Une décision rapide doit être prise sur un sujet complexe. D’un côté, une foule d’ignares ; de l’autre, un expert de la question. A qui se fier ? Si l’instinct peut conduite à privilégier l’expert, les études montrent que la foule bat régulièrement l’expert.

La formule de Sir Winston Churchill selon laquelle « la démocratie est le pire des régimes à l’exception de tous les autres » est sans conteste l’une des plus belles défenses et illustrations de cette forme de gouvernement.

Moins connue cette fois, cette autre formule du très aristocratique premier ministre britannique :

« Rien de tel qu’une conversation de cinq minutes avec un électeur moyen pour disposer d’un argument en béton contre la démocratie¹. »

On retrouve là, sous-jacent, l’antienne des tenants de l’élitisme, selon laquelle l’avis de quelques esprits éclairés vaudrait mieux que celui d’une masse d’individus ignorants. Voire, dans des domaines complexes où l’exercice de prise de décision est délicat, il serait, toujours selon ces personnes, plus sage de faire appel à l’avis des seuls experts.

Alors, à qui se fier ? Au Churchill qui déclare que « l’opinion publique doit en toutes circonstances guider et contrôler l’action des ministres, qui sont ses serviteurs et non ses maîtres », ou à Sir Winston qui dénigre l’électeur moyen ?

Un petit livre étonnant apporte une réponse inattendue à cette question. Il s’agit de The Wisdom of Crowds, de James Surowiecki, toujours non traduit en français à ce jour. La réponse, c’est qu’en matière de prise de décision sur un problème complexe, une foule d’individus sans connaissance particulière obtient de meilleurs résultats que n’importe quel expert du sujet considéré.

Ainsi, lorsque, au matin du 28 janvier 1986, le monde apprend que la navette Challenger a explosé en vol, les marchés financiers sanctionnent immédiatement le cours des sociétés associées au programme de la NASA. Vingt-et-une minutes seulement après l’explosion de Challenger, les cours de Rockwell, Lockheed, Martin Marietta et Morton Thiokol perdaient chacun entre 3 et 6 points. Pourtant, en fin de journée, alors que les cours de Rockwell, Lockheed et Martin Marietta s’étaient stabilisés, les actions Morton Thiokol avaient continué de chuter et perdaient 12 points par rapport à la séance de la veille. A travers cette différence de traitement, la foule des opérateurs désignait explicitement son coupable. Et elle ne s’était pas trompée. Six mois plus tard, le rapport d’experts, mobilisés sur l’identification des causes de l’explosion, révélait la responsabilité de Morton Thiokol dans la fourniture de joints trop peu résistants au froid. Comment avaient-ils fait ? Michael T. Malhoney et J. Harold Mulherin, deux professeurs de finance, se sont penchés sur la question. Qu’ont-ils découvert ? Rien, ou du moins rien qui expliquât cette différence de traitement des marchés. Devant ce constat d’impuissance, Malhoney et Mulherin se contentèrent de citer Maureen O’Hara, économiste à Cornell : « Si les marchés financiers montrent qu’ils marchent bien en pratique, nous ne sommes pas certains de connaître la façon dont ils fonctionnent d’un point de vue théorique ». Vive l’empirisme, et tant pis pour Monsieur Descartes !

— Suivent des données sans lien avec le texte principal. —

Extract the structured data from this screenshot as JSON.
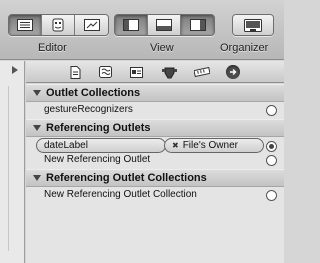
{
  "toolbar": {
    "editor_label": "Editor",
    "view_label": "View",
    "organizer_label": "Organizer",
    "editor_buttons": [
      "standard-editor-icon",
      "assistant-editor-icon",
      "version-editor-icon"
    ],
    "view_buttons": [
      "navigator-toggle-icon",
      "debug-area-toggle-icon",
      "utilities-toggle-icon"
    ],
    "organizer_button": "organizer-window-icon"
  },
  "inspector_tabs": [
    "file-inspector-icon",
    "quick-help-icon",
    "identity-inspector-icon",
    "attributes-inspector-icon",
    "size-inspector-icon",
    "connections-inspector-icon"
  ],
  "panel": {
    "outlet_collections": {
      "title": "Outlet Collections",
      "rows": [
        "gestureRecognizers"
      ]
    },
    "referencing_outlets": {
      "title": "Referencing Outlets",
      "connection": {
        "outlet": "dateLabel",
        "target": "File's Owner"
      },
      "new_row": "New Referencing Outlet"
    },
    "referencing_outlet_collections": {
      "title": "Referencing Outlet Collections",
      "new_row": "New Referencing Outlet Collection"
    }
  }
}
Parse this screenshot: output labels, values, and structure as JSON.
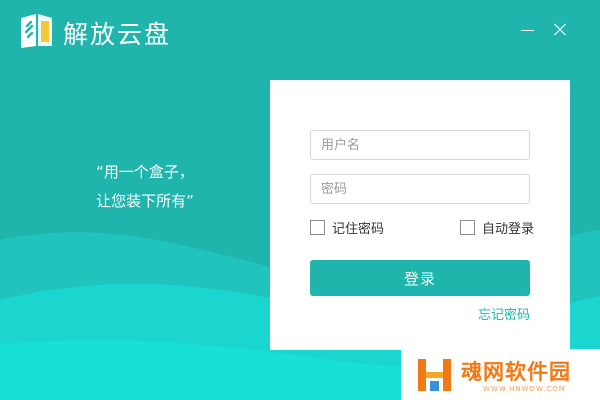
{
  "window": {
    "title": "解放云盘",
    "minimize_icon": "minimize-icon",
    "close_icon": "close-icon"
  },
  "slogan": {
    "line1": "“用一个盒子，",
    "line2": "让您装下所有”"
  },
  "login": {
    "username_placeholder": "用户名",
    "username_value": "",
    "password_placeholder": "密码",
    "password_value": "",
    "remember_password_label": "记住密码",
    "remember_password_checked": false,
    "auto_login_label": "自动登录",
    "auto_login_checked": false,
    "login_button_label": "登录",
    "forgot_password_label": "忘记密码"
  },
  "watermark": {
    "title": "魂网软件园",
    "url": "WWW.HNWDW.COM"
  },
  "colors": {
    "primary": "#1fb5ad",
    "wave_light": "#20c8c0",
    "wave_lighter": "#1cdcd4",
    "watermark_orange": "#f07a15"
  }
}
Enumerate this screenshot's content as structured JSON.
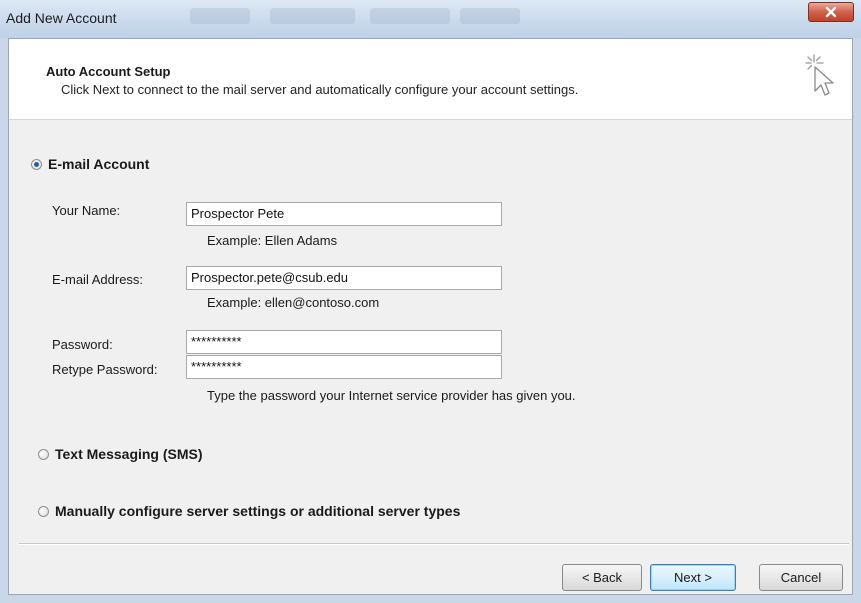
{
  "window": {
    "title": "Add New Account"
  },
  "header": {
    "title": "Auto Account Setup",
    "subtitle": "Click Next to connect to the mail server and automatically configure your account settings.",
    "icon": "cursor-sparkle-icon"
  },
  "options": {
    "email_account": {
      "label": "E-mail Account",
      "selected": true
    },
    "text_messaging": {
      "label": "Text Messaging (SMS)",
      "selected": false
    },
    "manual_config": {
      "label": "Manually configure server settings or additional server types",
      "selected": false
    }
  },
  "form": {
    "name_label": "Your Name:",
    "name_value": "Prospector Pete",
    "name_example": "Example: Ellen Adams",
    "email_label": "E-mail Address:",
    "email_value": "Prospector.pete@csub.edu",
    "email_example": "Example: ellen@contoso.com",
    "password_label": "Password:",
    "password_value": "**********",
    "retype_label": "Retype Password:",
    "retype_value": "**********",
    "password_hint": "Type the password your Internet service provider has given you."
  },
  "buttons": {
    "back": "< Back",
    "next": "Next >",
    "cancel": "Cancel"
  },
  "colors": {
    "close_button": "#d0614b",
    "radio_selected": "#1f5fae",
    "default_button_border": "#3c7fb1"
  }
}
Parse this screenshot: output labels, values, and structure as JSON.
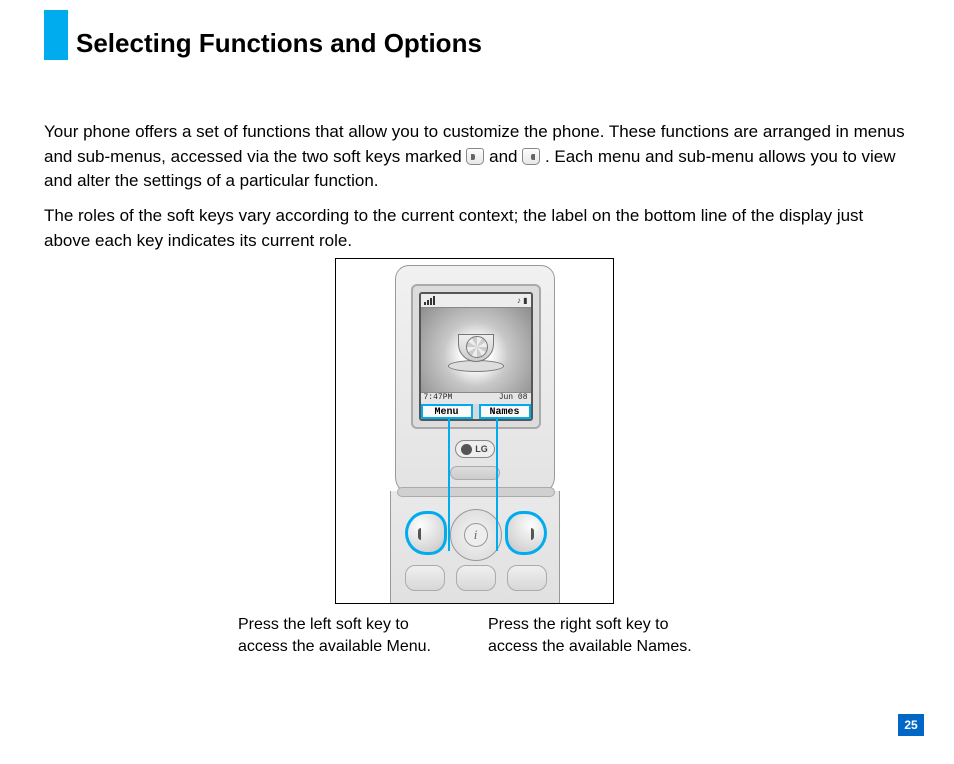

Pourtant, juste après l’accident de Challenger, les marchés avaient dû répondre au plus vite à la question suivante : « Comment la survenance de cette catastrophe doit-elle impacter la valeur des sociétés impliquées dans le programme Challenger ? » Il leur avait fallu à peine plus d’une demi-heure pour y apporter la réponse - et la bonne, qui plus est.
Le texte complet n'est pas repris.